ACID compliant transcations are critical for systems like banking applications, where significant challenges can arise if not all related objects are updated in a consistent and atomic manner. In this section we will add in the necessary logic to ensure ACID compliance is being enforced on our recordTransaction method

Add the @Transactional annotation

    @Transactional
public Transaction recordTransaction(Transaction txn){
Account account = accountRepository.findById(txn.getAccountNumber()).get();
BigDecimal amount = txn.getType().equals(Transaction.TransactionType.CREDIT) ? txn.getAmount() : txn.getAmount().multiply(BigDecimal.valueOf(-1L));

Enable the MongoTransactionManager in the MongoBankApplication class (it's already provided simply uncomment and restart)


@Bean
MongoTransactionManager transactionManager(MongoDatabaseFactory dbFactory) {
return new MongoTransactionManager(dbFactory);
}

Test that transactions are now atomic by setting the txnId attribute of the REST payload to the ID of an existing DB transaction.

ObjectId('6797b33659ee7c44a74d63c3')

tip

Most modern IDE's, including IntelliJ and Visual Studio Code, offer MongoDB plugins that allow you to browse the DB directly from your IDE. You can easily use one of those to lookup an existing value from your DB.

Or you can use the returned ID value of your REST calls and simply format it like the example below.

warning

Didn't get an error?

If you didn't get an error when running this, check the logs for the statement that was issued. Do you see something like

Command "update" started on database "bank" ...

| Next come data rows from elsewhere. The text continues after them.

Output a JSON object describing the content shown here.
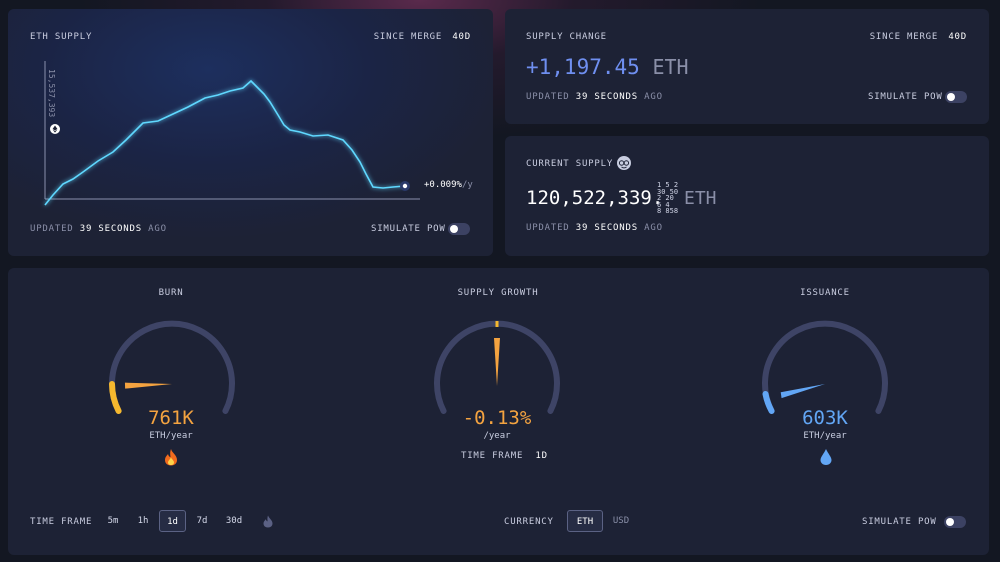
{
  "eth_supply": {
    "title": "ETH SUPPLY",
    "since_label": "SINCE MERGE",
    "since_value": "40d",
    "y_tick": "15,537,393",
    "rate": "+0.009%",
    "rate_unit": "/y",
    "updated_prefix": "UPDATED",
    "updated_value": "39 SECONDS",
    "updated_suffix": "AGO",
    "simulate_label": "SIMULATE PoW",
    "simulate_on": false
  },
  "supply_change": {
    "title": "SUPPLY CHANGE",
    "since_label": "SINCE MERGE",
    "since_value": "40d",
    "value": "+1,197.45",
    "unit": "ETH",
    "updated_prefix": "UPDATED",
    "updated_value": "39 SECONDS",
    "updated_suffix": "AGO",
    "simulate_label": "SIMULATE PoW",
    "simulate_on": false
  },
  "current_supply": {
    "title": "CURRENT SUPPLY",
    "icon": "nerd-face-icon",
    "value_main": "120,522,339.",
    "decimals_lines": [
      "1 5 2",
      "30 50",
      "2 20",
      "6 4",
      "8 858"
    ],
    "unit": "ETH",
    "updated_prefix": "UPDATED",
    "updated_value": "39 SECONDS",
    "updated_suffix": "AGO"
  },
  "gauges": {
    "burn": {
      "title": "BURN",
      "value": "761K",
      "unit": "ETH/year",
      "icon": "fire-icon",
      "color": "#f4a340"
    },
    "growth": {
      "title": "SUPPLY GROWTH",
      "value": "-0.13%",
      "unit": "/year",
      "timeframe_label": "TIME FRAME",
      "timeframe_value": "1d",
      "color": "#f4a340"
    },
    "issuance": {
      "title": "ISSUANCE",
      "value": "603K",
      "unit": "ETH/year",
      "icon": "droplet-icon",
      "color": "#62a6f5"
    }
  },
  "footer": {
    "timeframe_label": "TIME FRAME",
    "timeframes": [
      "5m",
      "1h",
      "1d",
      "7d",
      "30d"
    ],
    "active_timeframe": "1d",
    "merge_icon": "fire-icon",
    "currency_label": "CURRENCY",
    "currencies": [
      "ETH",
      "USD"
    ],
    "active_currency": "ETH",
    "simulate_label": "SIMULATE PoW",
    "simulate_on": false
  },
  "colors": {
    "accent_line": "#5fd8ff",
    "accent_blue": "#6f8ff0",
    "orange": "#f4a340",
    "blue": "#62a6f5"
  }
}
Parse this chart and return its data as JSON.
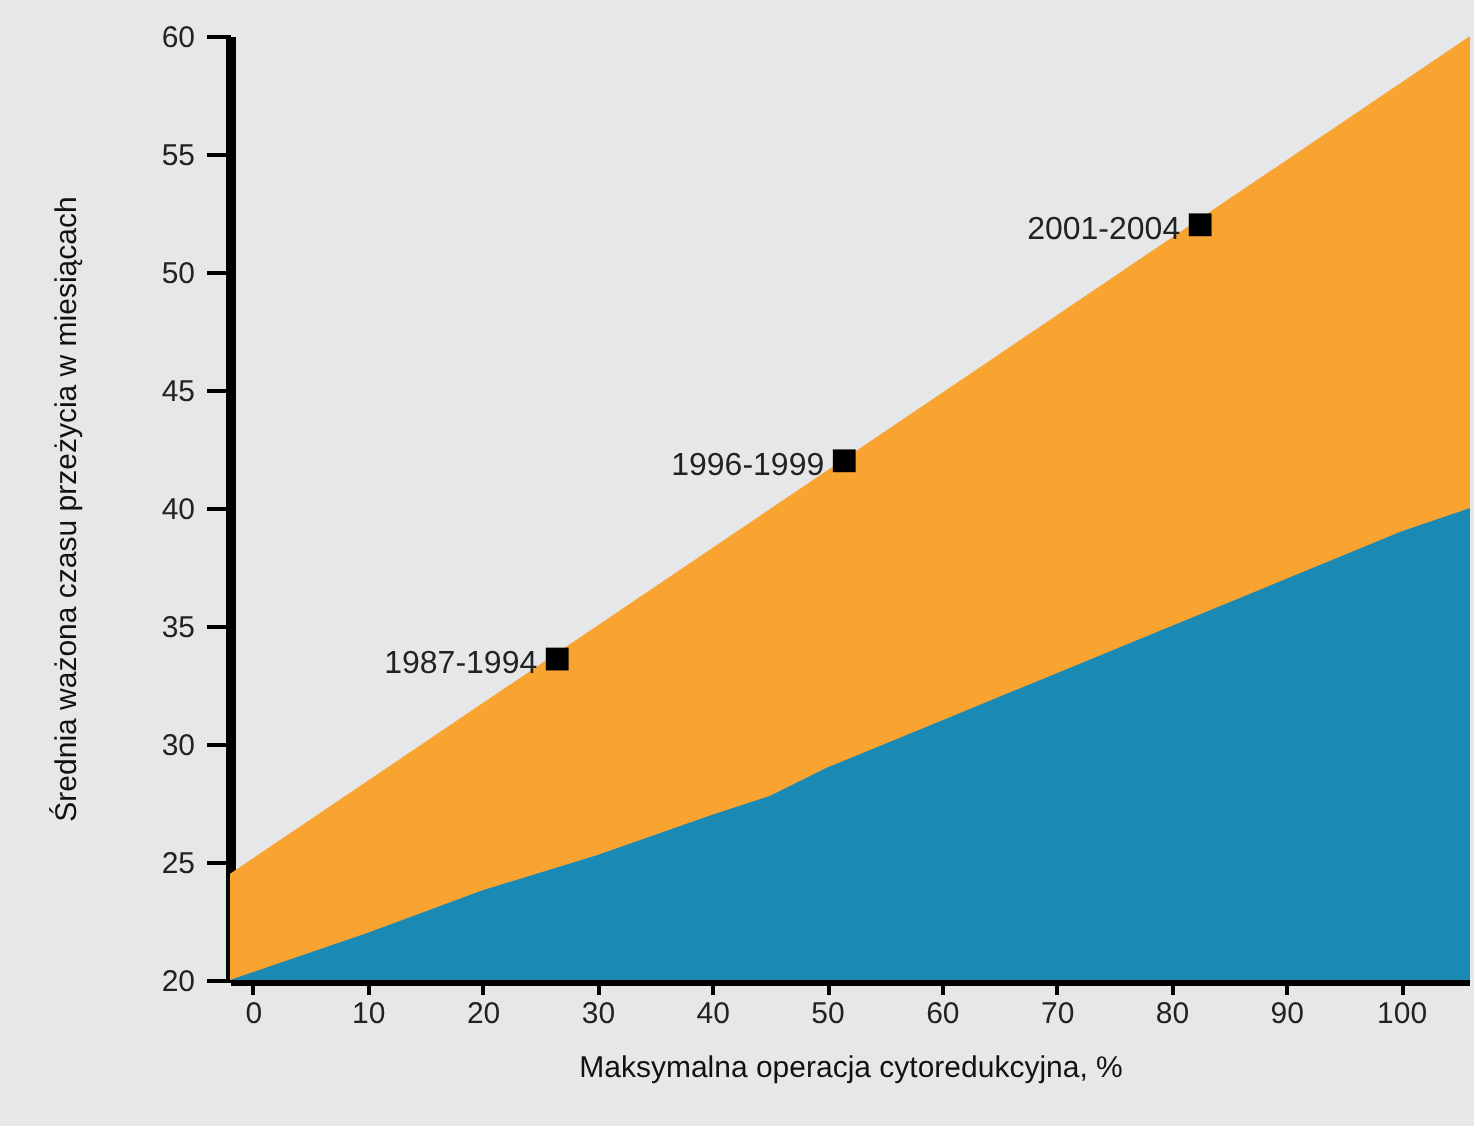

If so, the go review your code. In the transaction service you are probably issuing a .save() command. The behavior of .save() is that it will either do an insert or an update. So when you provided the Txn with the primary key field already populated it turned it into a save.

But that method should never do a save, only inserts. So replace .save() with .insert() and run the test again.